OCaml as a typed language attracts people who want to have as much of their program logic expressed in a typed way was possible. Therefore it is often necessary to translate between “outside” values (mostly strings) and internal, business-logic types. These conversions are mostly mechanical and tedious, which is why the ppx_deriving macro system is very useful for us.

ppx_deriving can generate code that is dependent on your internal types. We use it to generate monomorphic compare functions with ppx_deriving.eq and printers using ppx_deriving.show for the most part, but we also convert JSON into our internal types using ppx_deriving_yojson.

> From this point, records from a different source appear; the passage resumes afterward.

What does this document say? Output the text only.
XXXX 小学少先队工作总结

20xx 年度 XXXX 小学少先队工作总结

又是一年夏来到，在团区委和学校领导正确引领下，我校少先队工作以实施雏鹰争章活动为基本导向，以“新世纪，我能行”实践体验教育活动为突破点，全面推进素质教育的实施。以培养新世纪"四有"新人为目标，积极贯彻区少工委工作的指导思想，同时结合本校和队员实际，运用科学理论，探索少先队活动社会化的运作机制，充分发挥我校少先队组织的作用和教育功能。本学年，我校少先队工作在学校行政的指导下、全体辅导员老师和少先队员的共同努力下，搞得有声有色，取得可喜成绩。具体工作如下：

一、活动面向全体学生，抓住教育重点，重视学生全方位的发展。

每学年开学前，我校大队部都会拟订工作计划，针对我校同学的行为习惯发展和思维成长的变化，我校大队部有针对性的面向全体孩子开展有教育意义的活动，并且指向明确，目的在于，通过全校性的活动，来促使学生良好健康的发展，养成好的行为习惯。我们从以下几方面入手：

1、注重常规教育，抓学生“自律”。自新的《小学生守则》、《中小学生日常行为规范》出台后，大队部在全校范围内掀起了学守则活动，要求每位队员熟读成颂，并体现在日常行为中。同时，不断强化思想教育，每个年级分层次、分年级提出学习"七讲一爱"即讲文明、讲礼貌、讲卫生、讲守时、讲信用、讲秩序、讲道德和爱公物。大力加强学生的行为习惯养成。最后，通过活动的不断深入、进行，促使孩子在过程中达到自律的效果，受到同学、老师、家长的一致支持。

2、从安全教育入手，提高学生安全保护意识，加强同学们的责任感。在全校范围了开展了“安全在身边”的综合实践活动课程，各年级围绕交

Generally this functionality is exceptionally useful. No surprise Haskell and Rust have a system like this integrated into the language proper.

Avoid catch-all matches

Algebraic Data Types (ADTs) and pattern matching is a simple, yet incredibly powerful concept to dispatch on values. When used properly the compiler can warn the programmer that specific cases were not handled in the code and they need to look at the code in question. Maybe the existing cases need to be adjusted, maybe a new branch needs to be added to accomodate a new variant. In the best case the program can be refactored correctly by the time the compiler accepts it — no need for extensive testing.

This of course only works if the cases are specified explicitly, but OCaml also allows a branch to be taken if none of the other cases match. In moderation this can be useful, but for important code we try to avoid it, since new variants or changes to existing variants might accidentally get matched by the catch-all branch, thus potentially causing issues.

Conclusions

When writing OCaml code it often happens to work on the first try, especially when a little care is put into formalizing the application logic with a few types. We hope this post has shown how we write code that is both maintainable, correct and a joy to work with.

At the same we realize that this is not the last word, we will surely adapt our workflow as tools and the language evolves.